Orlikowski responds here to previous accounts for organizational change associated with information technologies. These accounts tended towards the deterministic (e.g. technological imperative) and/or a punctuated equilibrium perspective.

Using data from a 2-year interview and observation-based study of a groupware implementation in a tech services firm, Orlikowski argues for an emergent change perspective, one in which change arises as a natural and ongoing consequence of everyday work practices (coupled with new possibilities associated with the new technology). Orlikowski reminds us that March had proposed this possibility 15 years earlier.

She reveals five phases of groupware-associated change over this 2 year span, and divides adaptations and work practices into planned and unplanned domains. At any given point in time, much of the observed work practice novelty was not anticipated in previous time periods. Orlikowski says that the specifics of the adaptation in the firm under observation are likely highly contingent.
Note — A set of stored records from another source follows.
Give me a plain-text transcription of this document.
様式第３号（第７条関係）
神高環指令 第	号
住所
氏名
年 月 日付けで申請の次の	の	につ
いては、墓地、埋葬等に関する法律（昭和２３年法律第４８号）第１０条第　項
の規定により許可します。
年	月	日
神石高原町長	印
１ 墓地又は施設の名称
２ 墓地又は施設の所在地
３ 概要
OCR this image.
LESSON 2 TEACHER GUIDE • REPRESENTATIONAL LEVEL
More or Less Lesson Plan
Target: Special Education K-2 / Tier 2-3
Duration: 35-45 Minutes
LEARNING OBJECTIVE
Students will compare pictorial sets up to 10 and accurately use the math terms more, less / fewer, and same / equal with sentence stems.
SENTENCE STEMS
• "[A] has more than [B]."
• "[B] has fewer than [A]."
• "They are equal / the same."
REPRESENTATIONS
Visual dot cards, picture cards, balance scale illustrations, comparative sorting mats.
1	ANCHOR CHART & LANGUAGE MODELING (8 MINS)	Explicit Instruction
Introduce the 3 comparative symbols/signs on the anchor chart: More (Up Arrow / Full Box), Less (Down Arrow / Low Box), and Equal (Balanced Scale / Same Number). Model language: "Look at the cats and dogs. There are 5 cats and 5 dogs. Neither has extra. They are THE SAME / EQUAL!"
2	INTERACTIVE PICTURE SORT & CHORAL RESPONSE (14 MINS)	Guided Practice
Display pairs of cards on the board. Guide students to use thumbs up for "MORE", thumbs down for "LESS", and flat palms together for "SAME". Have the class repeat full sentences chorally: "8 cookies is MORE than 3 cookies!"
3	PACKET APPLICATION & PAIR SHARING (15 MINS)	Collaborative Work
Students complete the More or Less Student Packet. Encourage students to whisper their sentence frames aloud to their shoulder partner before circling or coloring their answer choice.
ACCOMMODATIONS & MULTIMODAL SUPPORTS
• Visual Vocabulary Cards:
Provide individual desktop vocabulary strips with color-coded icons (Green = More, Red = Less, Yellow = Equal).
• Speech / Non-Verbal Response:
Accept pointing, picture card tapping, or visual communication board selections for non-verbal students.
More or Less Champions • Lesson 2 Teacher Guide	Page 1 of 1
She also claims that the process of ongoing, situated, emergent adaptation driven by the interplay between agency and structure (technological and social structure in this case) is likely generalizable.

Theoretical and Practical Relevance

In her words: "a practice lens can avoid the strong assumptions of rationality, determinism, or discontinuity characterizing existing change perspectives. A situated change perspective may offer a particularly useful strategy for analyzing change in organizations turning increasingly away from patterns of stability, bureaucracy, and control to those of flexibility, selforganizing, and learning."